14Les plus réticents sont les récits venant des villages ngban qui considèrent – aujourd’hui – avoir été les victimes aussi bien de la colonisation que de ceux qui s’y opposaient. Ainsi, les villages du groupe Dida, quatre villages situés aux pieds de la colline Orumbo, sont les plus réservés sur Akafou, certains vieillards refusant même d’en parler, prétextant ne rien connaître à son sujet ou avoir seulement entendu ce nom, sans plus. Il s’agit de villages où la répression des troupes coloniales – comprenant des actes de cruauté tels que la décapitation de six otages7 – fut la plus violente et qui furent amenés à se rendre dès 1902. Globalement, il en ressort donc un silence gêné ou alors une prise de distance très nette. C’est le cas de Dida-Blé :

Appiah Akafou, j’ai entendu le nom Appiah Akafou, mais comme j’étais petit, ce sont les nouvelles de mon village qu’on m’a racontées. Si quelqu’un connaît quelque chose sur Akafou, il peut parler.
[Un autre] : il ne faut plus parler.
[Dida-Blé, 1
er août 2019]

15Encore plus net est le refus des notables de Dida-Yaokro :

Je n’ai jamais entendu ce nom. Dans l’ancien temps, on ne se promenait pas dans les autres villages. Avant, chacun restait chez soi.
[Dida-Yaokro, 31 juillet 2019]

16À peine plus diserts, les villageois de Dida-Kouadiokro précisent que :

Yapi, le père d’Akafou, est Abè. […] C’est sa maman qui vient de Ouossou.
[…] C’est le Blanc qui l’a tué. Il a été tué pendant la guerre. […] Akafou a fait la prison et puis est mort. C’est ça. Il est mort par punition.
[Dida-Kouadiokro, 31 juillet 2019]

17À Dida-Nglossou Akafou est un « homme dur », un guerrier, étranger8 et quasiment inconnu.
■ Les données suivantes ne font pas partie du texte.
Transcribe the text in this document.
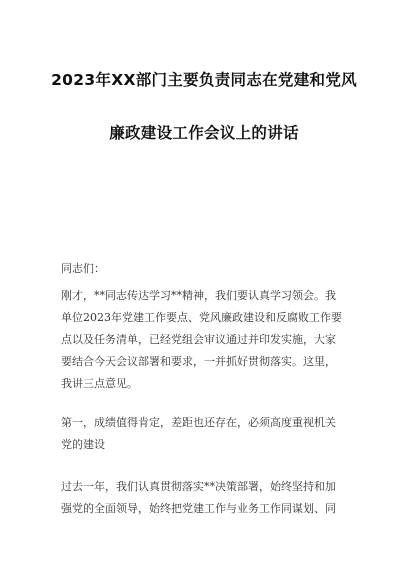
2023年XX部门主要负责同志在党建和党风
廉政建设工作会议上的讲话
同志们：
刚才，**同志传达学习**精神，我们要认真学习领会。我
单位2023年党建工作要点、党风廉政建设和反腐败工作要
点以及任务清单，已经党组会审议通过并印发实施，大家
要结合今天会议部署和要求，一并抓好贯彻落实。这里，
我讲三点意见。
第一，成绩值得肯定，差距也还存在，必须高度重视机关
党的建设
过去一年，我们认真贯彻落实**决策部署，始终坚持和加
强党的全面领导，始终把党建工作与业务工作同谋划、同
18Même réticence à Akakro-Ngban. Le nom d’Akafou est à peine connu ; il était un étranger, un guerrier trop querelleur qui aurait même été chassé de son village. Le débat s’anime à mes questions, mais l’entretien tourne court :

Nous ne connaissons pas l’histoire d’Akafou. On a entendu son nom, mais on ne connaît pas l’histoire d’Akafou.
[Akakro-Ngban, 9 août 2019]

19À Assakra le statut d’étranger d’Akafou se confirme en même temps que son tempérament guerrier, qui suscite au moins un certain respect :

On a appris que c’était un homme courageux [kekle], le Blanc ne pouvait pas s’arrêter devant lui. […]
Dans les papiers [flua nu] les gens ont raconté, mais nous, nous ne pouvons pas raconter comme les gens ont raconté dans les papiers.
[Assakra, 2 août 2019]

20Cette dernière remarque est importante, car elle souligne la conscience des limites de la mémoire orale, même si cette défaillance n’est pas la seule en cause dans les oublis qui marquent la figure d’Akafou. Je dois préciser en effet que dans ces mêmes villages où le souvenir d’Akafou semble poser problème, les entretiens ont été autrement plus riches sur d’autres aspects liés également à la guerre, notamment en matière de protections « mystiques » et de traitements rituels du corps des guerriers, autant de sujets que l’on pourrait considérer, a priori, comme encore plus « sensibles »9.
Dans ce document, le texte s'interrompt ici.